Being “so heavenly minded they are no earthly good” is not the Christian credo or action plan. As we have seen, the first priority of believers is the love God with everything we have and are. The first action of believers is to love others as much as we love ourselves (Matt. 22:36-40). With those two things in mind, we have to ask ourselves what is the obligation of the Christian to the social order in which he or she finds themselves?
Believers must commit their first allegiance to God. Becoming a Christian follower of Jesus places us in the kingdom of God. Jesus also told believers to seek the kingdom of God (Matt. 6:33). This term is used in two ways in the Christian Scriptures. In the first sense, the kingdom of God refers to the future rule of God at the end of earthly history. The kingdom of God is used in a current sense as being the rule and reign of God in the hearts of people.
It is that sense of the term that concerns us at this point.
If God reigns in the hearts of believers, then things have changed in our lives from our formerly sinful and self-centered ways of acting and thinking. Our priorities and value systems are supposed to change. As we observe the “social order” or the current culture and its values and worldview, we observe that it is broken due to the sinful and self-centered way of thinking which belongs to those who exercise influence over the culture.
The solution, therefore, seems to be foremost one between individuals. As believers seek to love people and make disciples of them, the new disciples will change as they become better followers of Jesus. As believers, new and old alike, align themselves with the Christian worldview and seek to implement it, then the culture will be influenced by those believers.
How does this intersect with the pursuit of justice?
As we follow Jesus, our values will align more and more with Biblical values and principles and this alignment will also be reflected in how we view justice. Our view of justice should be guided and shaped by the values that we have examined thus far in the Biblical record and the theology of God’s attributes. We should use such values to examine and evaluate competing worldviews and systems of justice.

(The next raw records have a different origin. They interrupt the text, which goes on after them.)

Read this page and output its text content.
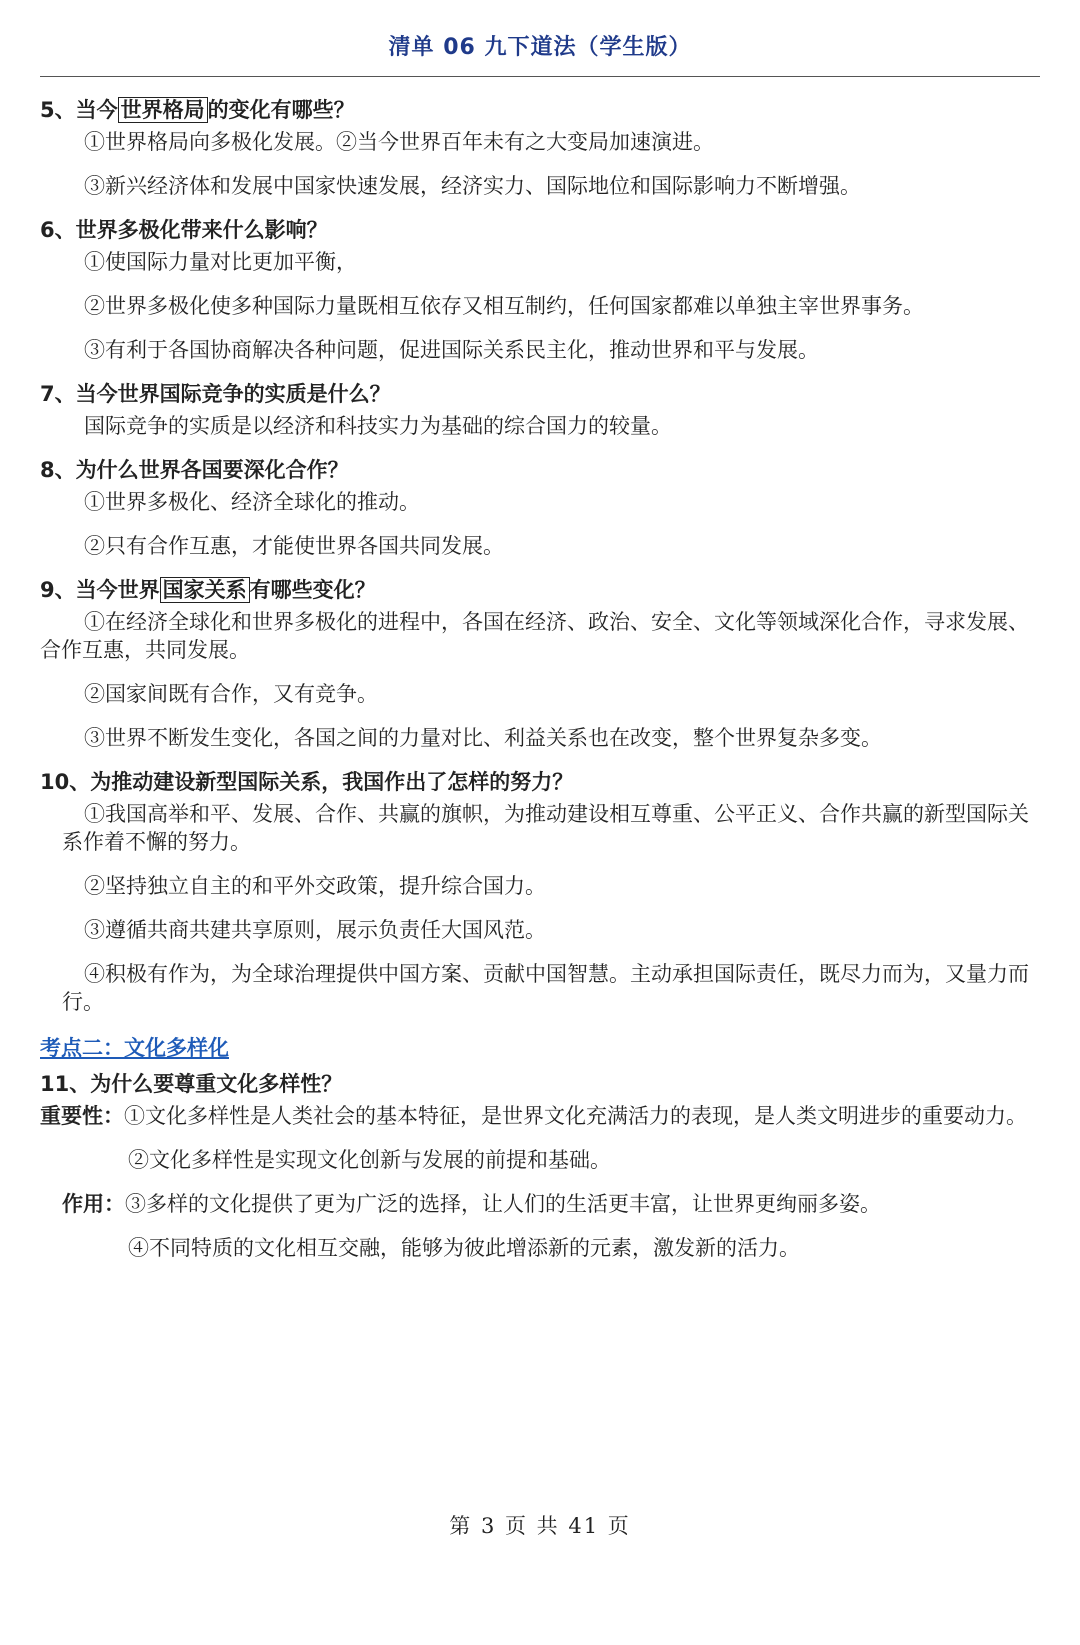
清单 06 九下道法（学生版）
5、当今 世界格局 的变化有哪些？
①世界格局向多极化发展。②当今世界百年未有之大变局加速演进。
③新兴经济体和发展中国家快速发展，经济实力、国际地位和国际影响力不断增强。
6、世界多极化带来什么影响？
①使国际力量对比更加平衡，
②世界多极化使多种国际力量既相互依存又相互制约，任何国家都难以单独主宰世界事务。
③有利于各国协商解决各种问题，促进国际关系民主化，推动世界和平与发展。
7、当今世界国际竞争的实质是什么？
国际竞争的实质是以经济和科技实力为基础的综合国力的较量。
8、为什么世界各国要深化合作？
①世界多极化、经济全球化的推动。
②只有合作互惠，才能使世界各国共同发展。
9、当今世界 国家关系 有哪些变化？
①在经济全球化和世界多极化的进程中，各国在经济、政治、安全、文化等领域深化合作，寻求发展、合作互惠，共同发展。
②国家间既有合作，又有竞争。
③世界不断发生变化，各国之间的力量对比、利益关系也在改变，整个世界复杂多变。
10、为推动建设新型国际关系，我国作出了怎样的努力？
①我国高举和平、发展、合作、共赢的旗帜，为推动建设相互尊重、公平正义、合作共赢的新型国际关系作着不懈的努力。
②坚持独立自主的和平外交政策，提升综合国力。
③遵循共商共建共享原则，展示负责任大国风范。
④积极有作为，为全球治理提供中国方案、贡献中国智慧。主动承担国际责任，既尽力而为，又量力而行。
考点二：文化多样化
11、为什么要尊重文化多样性？
重要性：①文化多样性是人类社会的基本特征，是世界文化充满活力的表现，是人类文明进步的重要动力。
②文化多样性是实现文化创新与发展的前提和基础。
作用：③多样的文化提供了更为广泛的选择，让人们的生活更丰富，让世界更绚丽多姿。
④不同特质的文化相互交融，能够为彼此增添新的元素，激发新的活力。
第 3 页 共 41 页
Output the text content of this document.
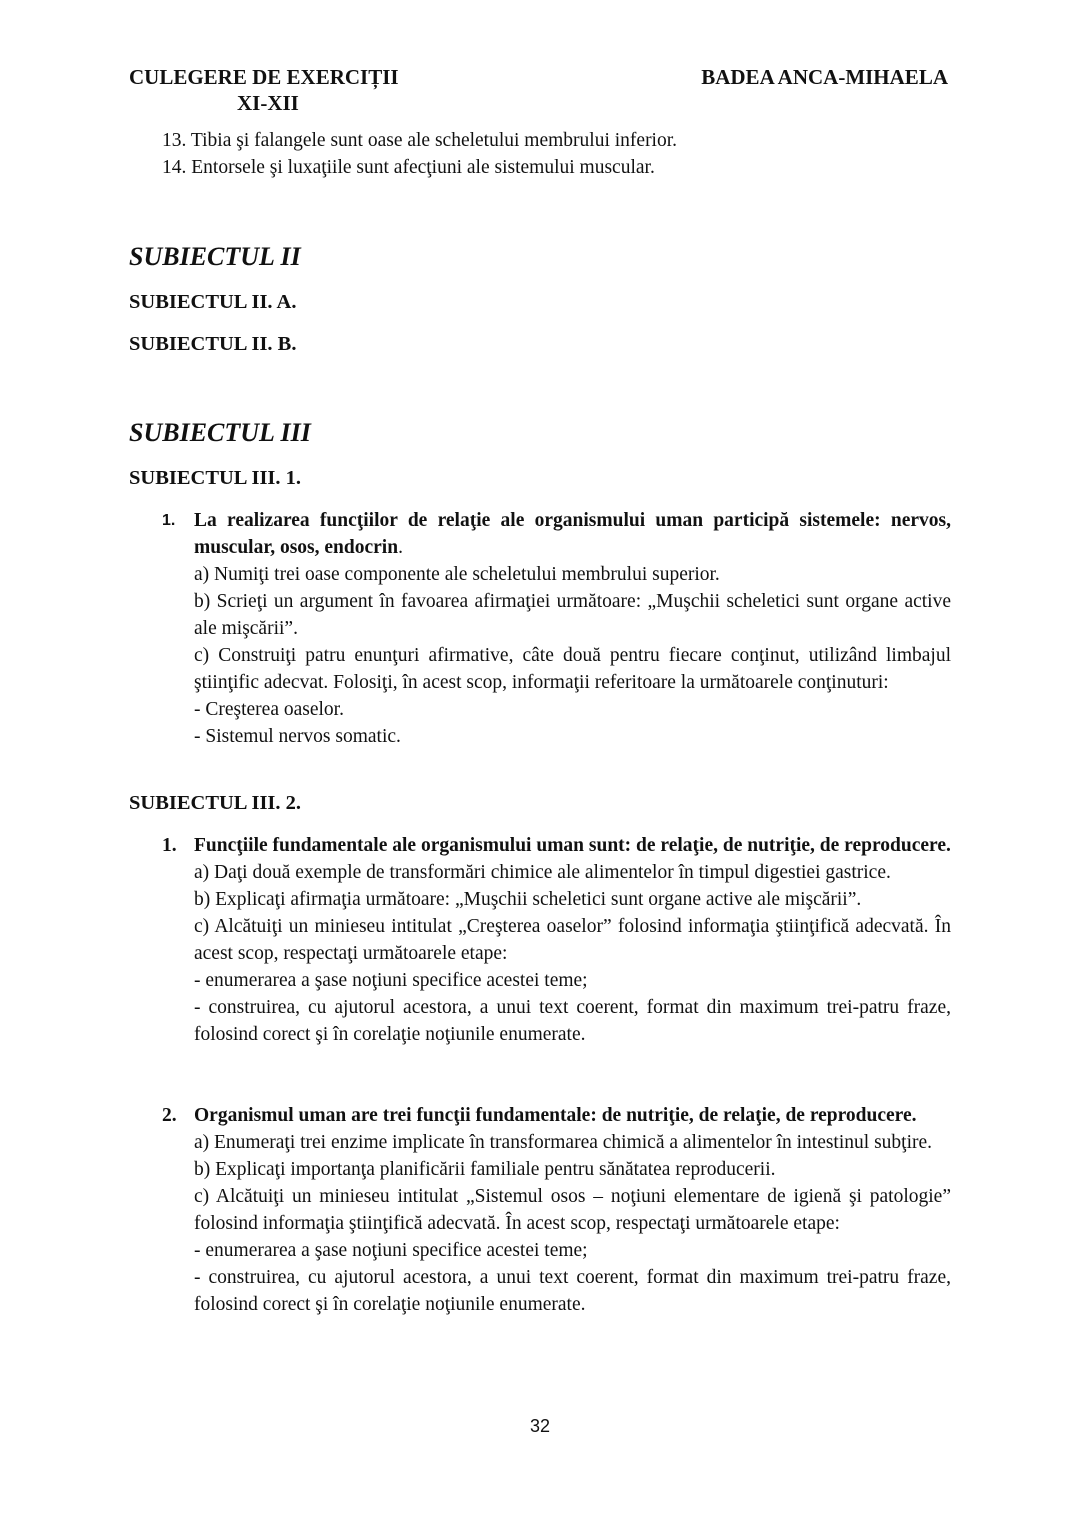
CULEGERE DE EXERCIȚII
XI-XII
BADEA ANCA-MIHAELA
13. Tibia şi falangele sunt oase ale scheletului membrului inferior.
14. Entorsele şi luxaţiile sunt afecţiuni ale sistemului muscular.
SUBIECTUL II
SUBIECTUL II. A.
SUBIECTUL II. B.
SUBIECTUL III
SUBIECTUL III. 1.
1. La realizarea funcţiilor de relaţie ale organismului uman participă sistemele: nervos, muscular, osos, endocrin.
a) Numiţi trei oase componente ale scheletului membrului superior.
b) Scrieţi un argument în favoarea afirmaţiei următoare: „Muşchii scheletici sunt organe active ale mişcării”.
c) Construiţi patru enunţuri afirmative, câte două pentru fiecare conţinut, utilizând limbajul ştiinţific adecvat. Folosiţi, în acest scop, informaţii referitoare la următoarele conţinuturi:
- Creşterea oaselor.
- Sistemul nervos somatic.
SUBIECTUL III. 2.
1. Funcţiile fundamentale ale organismului uman sunt: de relaţie, de nutriţie, de reproducere.
a) Daţi două exemple de transformări chimice ale alimentelor în timpul digestiei gastrice.
b) Explicaţi afirmaţia următoare: „Muşchii scheletici sunt organe active ale mişcării”.
c) Alcătuiţi un minieseu intitulat „Creşterea oaselor” folosind informaţia ştiinţifică adecvată. În acest scop, respectaţi următoarele etape:
- enumerarea a şase noţiuni specifice acestei teme;
- construirea, cu ajutorul acestora, a unui text coerent, format din maximum trei-patru fraze, folosind corect şi în corelaţie noţiunile enumerate.
2. Organismul uman are trei funcţii fundamentale: de nutriţie, de relaţie, de reproducere.
a) Enumeraţi trei enzime implicate în transformarea chimică a alimentelor în intestinul subţire.
b) Explicaţi importanţa planificării familiale pentru sănătatea reproducerii.
c) Alcătuiţi un minieseu intitulat „Sistemul osos – noţiuni elementare de igienă şi patologie” folosind informaţia ştiinţifică adecvată. În acest scop, respectaţi următoarele etape:
- enumerarea a şase noţiuni specifice acestei teme;
- construirea, cu ajutorul acestora, a unui text coerent, format din maximum trei-patru fraze, folosind corect şi în corelaţie noţiunile enumerate.
32
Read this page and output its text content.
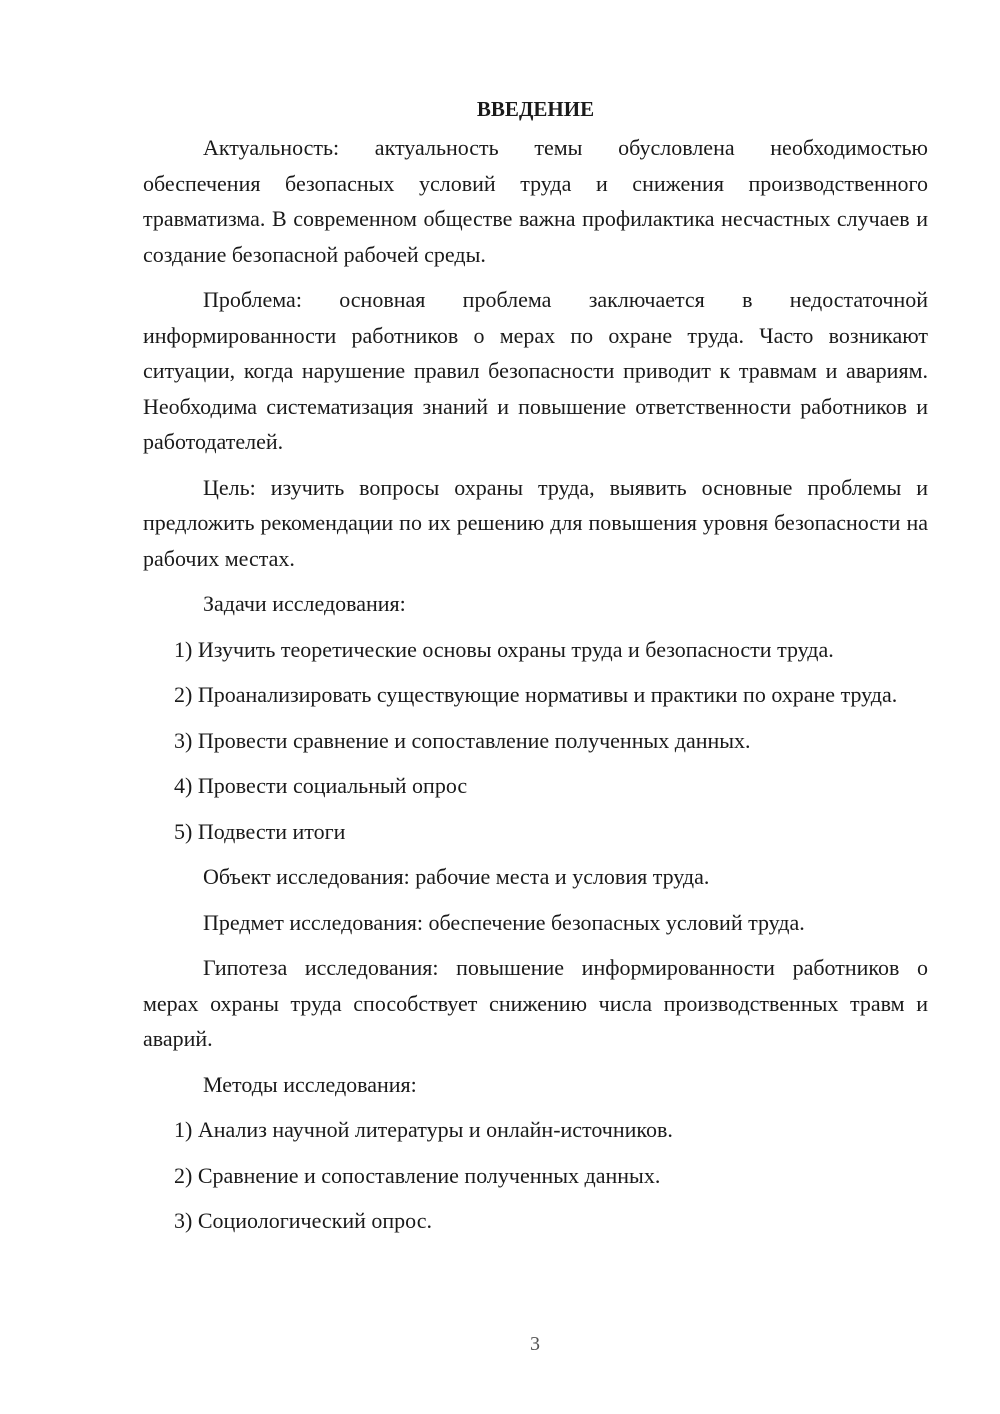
ВВЕДЕНИЕ

Актуальность: актуальность темы обусловлена необходимостью обеспечения безопасных условий труда и снижения производственного травматизма. В современном обществе важна профилактика несчастных случаев и создание безопасной рабочей среды.

Проблема: основная проблема заключается в недостаточной информированности работников о мерах по охране труда. Часто возникают ситуации, когда нарушение правил безопасности приводит к травмам и авариям. Необходима систематизация знаний и повышение ответственности работников и работодателей.

Цель: изучить вопросы охраны труда, выявить основные проблемы и предложить рекомендации по их решению для повышения уровня безопасности на рабочих местах.

Задачи исследования:

1) Изучить теоретические основы охраны труда и безопасности труда.

2) Проанализировать существующие нормативы и практики по охране труда.

3) Провести сравнение и сопоставление полученных данных.

4) Провести социальный опрос

5) Подвести итоги

Объект исследования: рабочие места и условия труда.

Предмет исследования: обеспечение безопасных условий труда.

Гипотеза исследования: повышение информированности работников о мерах охраны труда способствует снижению числа производственных травм и аварий.

Методы исследования:

1) Анализ научной литературы и онлайн-источников.

2) Сравнение и сопоставление полученных данных.

3) Социологический опрос.

3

In developing lives and lifestyles which are consistent with the Christian worldview, we also find that government action will only promote justice in certain ways. It certainly cannot repair broken relationships between individuals. We will invariably encounter persons who have experienced injustice. If we reflect Christian values, we will act with empathy and seek understanding and possible solutions with them as fellow image bearers of God. In this way, believers can be both heavenly minded and earthly good.